Another option to protect one’s home is to establish an irrevocable (it cannot be changed or cancelled) trust that holds the title of the home. (In an oversimplified explanation, there is a “trustee” who manages the trust, and the person who created the trust no longer is considered to be the owner of the assets. However, one’s children can be named as beneficiaries, which protects the home as inheritance.) The problem with this strategy is timing, as this type of transfer will violate Medicaid’s look back rule and create a period of Medicaid ineligibility. Therefore, this strategy needs to be implemented well before it’s thought one might require Medicaid assistance. Five years to be exact, in order to avoid the look back period. However, one exception is the state of California, which only has a 36-month look back period. Another exception is a married couple with just one spouse requiring nursing home Medicaid assistance. In this situation, if the home is solely in the name of the community spouse, he/she can transfer the home into an irrevocable trust without impacting the Medicaid eligibility of the institutionalized spouse.
In most cases, the home cannot be transferred to an adult child without jeopardizing one’s eligibility for Medicaid. (Medicaid has a look back period that if one is found to have violated by gifting assets or selling them for less than they are worth, a period of Medicaid ineligibility will result). However, there is one exception known as the caregiver child exemption or caretaker child exception. This rule allows a parent to transfer their home to their adult child under the following circumstances without violating the look back period. First, the adult child must have lived with his/her parent at least two years prior to the parent moving to a nursing home or assisted living facility paid for by Medicaid. Second, the adult child must have provided care that delayed the necessity of the parent moving out of the home and into a nursing home.
The Sibling Exemption allows the home to be transferred to a sibling who is part owner of the house and who lived in the home for at least one year prior to his/her sibling moving into a Medicaid-funded nursing home. This must be done correctly in order to avoid violating Medicaid’s look back period and creating a period of Medicaid ineligibility.

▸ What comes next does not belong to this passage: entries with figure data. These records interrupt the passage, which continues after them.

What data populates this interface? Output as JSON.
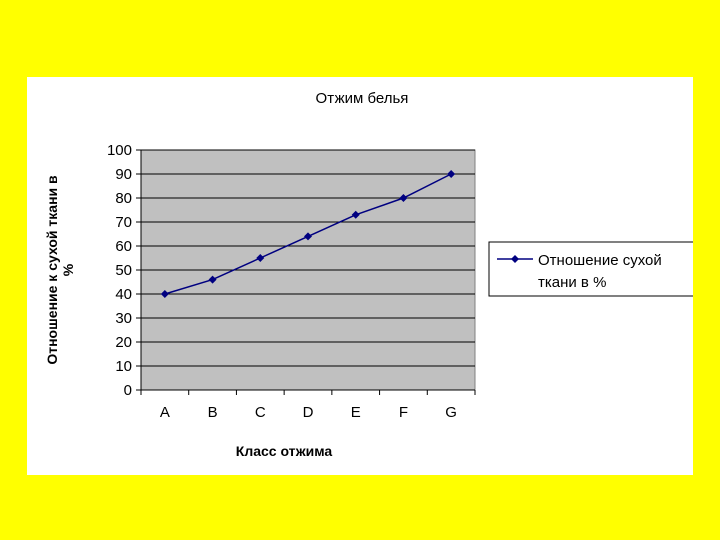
{
  "chart_data": {
    "type": "line",
    "title": "Отжим белья",
    "xlabel": "Класс отжима",
    "ylabel_lines": [
      "Отношение к сухой ткани в",
      "%"
    ],
    "categories": [
      "A",
      "B",
      "C",
      "D",
      "E",
      "F",
      "G"
    ],
    "series": [
      {
        "name": "Отношение сухой ткани в %",
        "name_lines": [
          "Отношение сухой",
          "ткани в %"
        ],
        "values": [
          40,
          46,
          55,
          64,
          73,
          80,
          90
        ],
        "color": "#000080"
      }
    ],
    "ylim": [
      0,
      100
    ],
    "yticks": [
      0,
      10,
      20,
      30,
      40,
      50,
      60,
      70,
      80,
      90,
      100
    ],
    "grid": true,
    "plot_background": "#c0c0c0",
    "legend_position": "right"
  }
}
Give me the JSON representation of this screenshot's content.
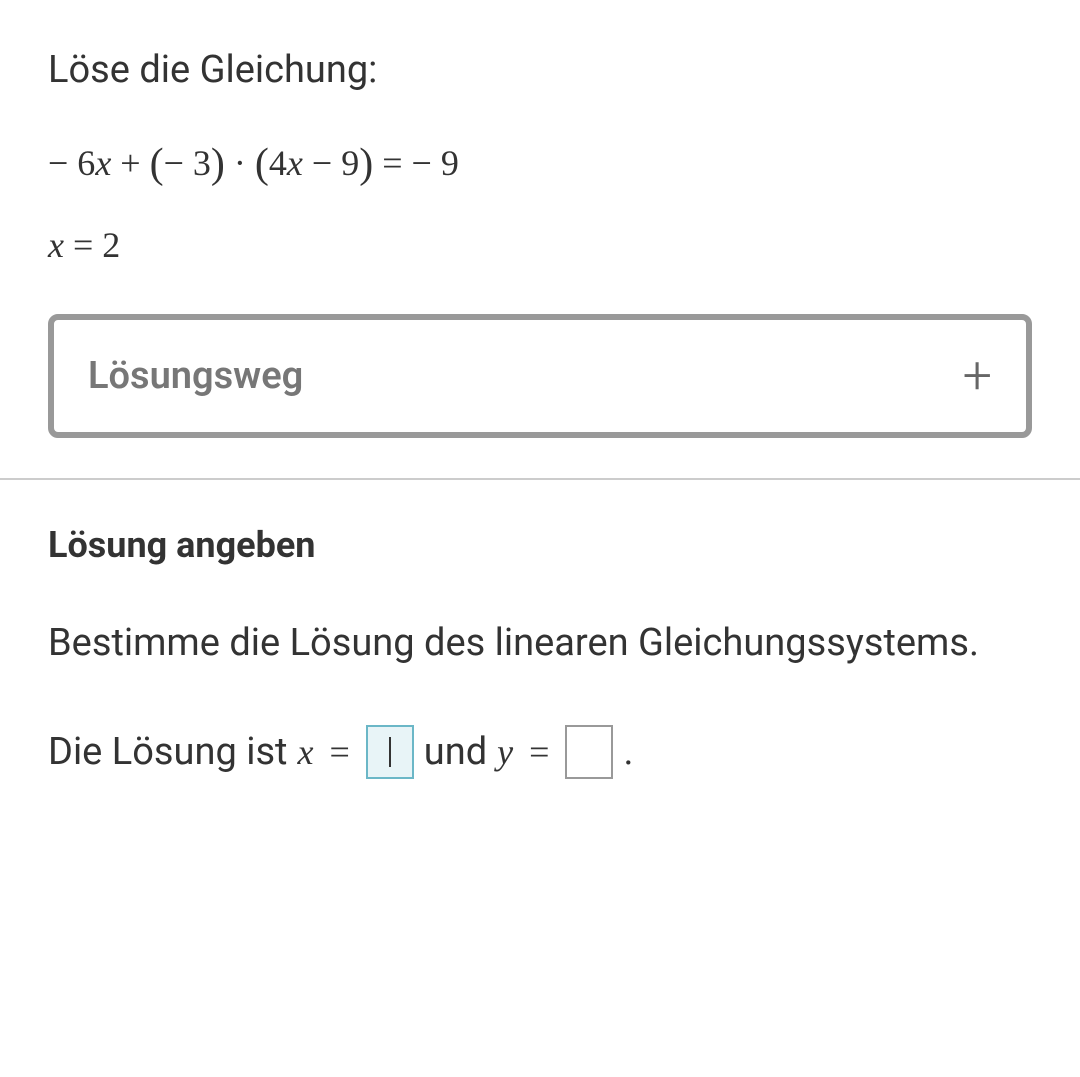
{
  "top": {
    "instruction": "Löse die Gleichung:",
    "equation": {
      "term1_coef": "− 6",
      "term1_var": "x",
      "plus": " + ",
      "factor_open": "(",
      "factor_neg": "− 3",
      "factor_close": ")",
      "dot": " · ",
      "paren_open": "(",
      "inner_coef": "4",
      "inner_var": "x",
      "inner_minus": " − 9",
      "paren_close": ")",
      "eq": " = ",
      "rhs": "− 9"
    },
    "solution_var": "x",
    "solution_eq": " = ",
    "solution_val": "2",
    "accordion_label": "Lösungsweg"
  },
  "bottom": {
    "subheading": "Lösung angeben",
    "body": "Bestimme die Lösung des linearen Gleichungssystems.",
    "answer_prefix": "Die Lösung ist ",
    "var_x": "x",
    "eq": "=",
    "and": " und ",
    "var_y": "y",
    "period": "."
  },
  "style": {
    "accordion_border": "#999999",
    "accent_input_border": "#6bb7c7",
    "accent_input_bg": "#e8f4f7",
    "text_color": "#333333",
    "muted_color": "#777777"
  }
}
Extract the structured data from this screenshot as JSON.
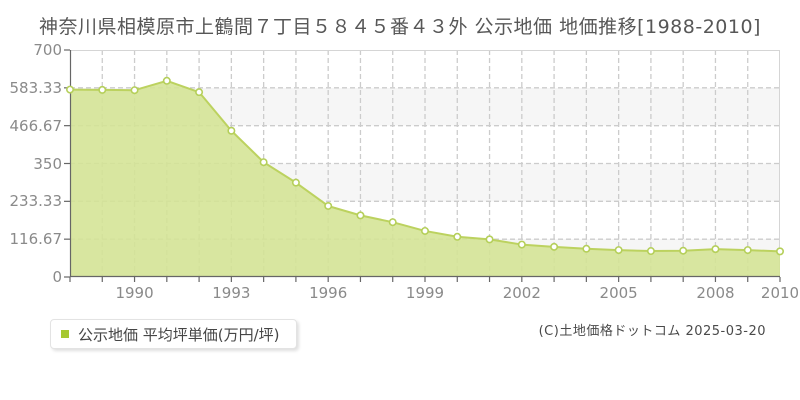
{
  "title": "神奈川県相模原市上鶴間７丁目５８４５番４３外 公示地価 地価推移[1988-2010]",
  "legend": {
    "label": "公示地価 平均坪単価(万円/坪)",
    "marker_color": "#a6c832"
  },
  "copyright": "(C)土地価格ドットコム 2025-03-20",
  "chart_data": {
    "type": "area",
    "title": "神奈川県相模原市上鶴間７丁目５８４５番４３外 公示地価 地価推移[1988-2010]",
    "series": [
      {
        "name": "公示地価 平均坪単価(万円/坪)",
        "x": [
          1988,
          1989,
          1990,
          1991,
          1992,
          1993,
          1994,
          1995,
          1996,
          1997,
          1998,
          1999,
          2000,
          2001,
          2002,
          2003,
          2004,
          2005,
          2006,
          2007,
          2008,
          2009,
          2010
        ],
        "values": [
          578,
          577,
          576,
          605,
          570,
          451,
          354,
          291,
          219,
          190,
          169,
          142,
          124,
          116,
          100,
          93,
          87,
          83,
          80,
          81,
          86,
          83,
          79
        ]
      }
    ],
    "xlabel": "",
    "ylabel": "",
    "xlim": [
      1988,
      2010
    ],
    "ylim": [
      0,
      700
    ],
    "yticks": [
      0,
      116.67,
      233.33,
      350,
      466.67,
      583.33,
      700
    ],
    "ytick_labels": [
      "0",
      "116.67",
      "233.33",
      "350",
      "466.67",
      "583.33",
      "700"
    ],
    "xticks": [
      1990,
      1993,
      1996,
      1999,
      2002,
      2005,
      2008,
      2010
    ],
    "xtick_labels": [
      "1990",
      "1993",
      "1996",
      "1999",
      "2002",
      "2005",
      "2008",
      "2010"
    ],
    "grid": true,
    "legend_position": "bottom-left",
    "colors": {
      "area_fill": "#d4e494",
      "line": "#bcd25f",
      "marker_fill": "#ffffff",
      "marker_stroke": "#b5cf5a",
      "legend_marker": "#a6c832",
      "grid": "#cccccc",
      "axis": "#666666",
      "plot_border": "#d5d5d5",
      "band_gray": "#f6f6f6",
      "tick_text": "#8a8a8a"
    }
  }
}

Work with a Medicaid Planner
Protecting one’s home from Medicaid is extremely complicated and involves planning and knowledge of federal and state laws in the state in which one resides (where the home is owned). Therefore, with Medicaid planning, it is strongly advised one seek the counsel of a professional Medicaid planner before trying any of the above strategies to protect one’s home from the Medicaid estate recovery program. Incorrectly transferring ones’ home can result in Medicaid ineligibility. In addition, some states now allow estate recovery under an “expanded definition of estate”. This may include life estates, property that is jointly owned, and so forth. Hence, all the more reason to seek professional counsel!